Combien de loyers impayés avant expulsion ? Le guide complet 2026
Deux mois d'impayés, un commandement de payer, six semaines de délai : voici le parcours juridique exact que doit suivre un bailleur pour obtenir la résiliation du bail et l'expulsion d'un locataire défaillant, encadré par la Loi du 6 juillet 1989.
La réponse courte : la clause résolutoire du bail peut être activée dès 2 mois de loyer impayés (ou 2 termes non payés, charges comprises). Mais l'expulsion effective prend en pratique 12 à 24 mois une fois toutes les étapes respectées.
Le seuil légal : 2 mois d'impayés
Contrairement à une idée reçue, il n'existe pas de seuil unique fixé par la loi pour engager l'expulsion. Ce qui compte, c'est le déclenchement de la clause résolutoire insérée dans quasi tous les baux d'habitation (article 24 de la Loi n° 89-462 du 6 juillet 1989).
En pratique, les tribunaux et les huissiers considèrent qu'il faut au minimum 2 termes de loyer impayés (2 mois si le loyer est mensuel) pour initier la procédure. En-dessous, la procédure est fragile et le juge peut refuser la résiliation.
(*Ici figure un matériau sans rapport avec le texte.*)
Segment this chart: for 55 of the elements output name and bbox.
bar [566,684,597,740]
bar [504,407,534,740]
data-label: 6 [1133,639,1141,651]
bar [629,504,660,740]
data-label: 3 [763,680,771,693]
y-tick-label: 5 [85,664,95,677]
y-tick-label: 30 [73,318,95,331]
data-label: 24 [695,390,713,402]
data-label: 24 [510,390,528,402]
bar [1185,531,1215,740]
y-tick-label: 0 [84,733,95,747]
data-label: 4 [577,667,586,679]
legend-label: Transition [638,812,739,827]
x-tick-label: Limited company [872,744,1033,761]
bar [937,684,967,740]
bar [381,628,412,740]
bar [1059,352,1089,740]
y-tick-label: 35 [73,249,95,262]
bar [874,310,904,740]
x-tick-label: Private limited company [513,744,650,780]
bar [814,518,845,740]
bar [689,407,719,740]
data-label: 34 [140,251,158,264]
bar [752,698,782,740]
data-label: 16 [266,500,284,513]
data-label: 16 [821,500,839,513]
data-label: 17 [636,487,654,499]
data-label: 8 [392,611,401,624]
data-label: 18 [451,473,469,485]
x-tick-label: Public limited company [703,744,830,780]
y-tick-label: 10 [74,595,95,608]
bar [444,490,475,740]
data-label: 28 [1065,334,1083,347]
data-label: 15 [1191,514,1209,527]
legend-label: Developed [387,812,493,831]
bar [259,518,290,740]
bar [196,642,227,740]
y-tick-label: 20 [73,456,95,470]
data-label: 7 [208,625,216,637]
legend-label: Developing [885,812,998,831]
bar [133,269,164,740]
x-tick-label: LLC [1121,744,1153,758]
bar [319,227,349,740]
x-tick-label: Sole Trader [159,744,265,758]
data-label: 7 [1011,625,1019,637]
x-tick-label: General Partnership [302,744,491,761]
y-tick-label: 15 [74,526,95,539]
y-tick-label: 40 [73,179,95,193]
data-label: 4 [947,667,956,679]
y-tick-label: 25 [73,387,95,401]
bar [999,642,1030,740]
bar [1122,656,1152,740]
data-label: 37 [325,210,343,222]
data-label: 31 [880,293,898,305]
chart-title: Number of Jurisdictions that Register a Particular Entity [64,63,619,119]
Les 4 étapes chronologiques de la procédure
- 1
Commandement de payer
— Dès 2 mois d'impayésActe délivré par commissaire de justice visant la clause résolutoire. Point de départ officiel de la procédure et du délai de 6 semaines.
- 2
Délai de 6 semaines
— Après significationLe locataire peut régulariser sa dette (payer intégralement) ou saisir le juge pour obtenir des délais de paiement (jusqu'à 3 ans).
- 3
Assignation devant le juge
— 2 mois après notification préfetSi le locataire n'a pas payé, le bailleur saisit le juge des contentieux de la protection pour constater la résiliation et ordonner l'expulsion.
- 4
Commandement de quitter les lieux
— 2 mois après jugementUne fois le jugement obtenu, l'huissier délivre le commandement. Passé ce délai, l'expulsion effective peut avoir lieu (hors trêve hivernale).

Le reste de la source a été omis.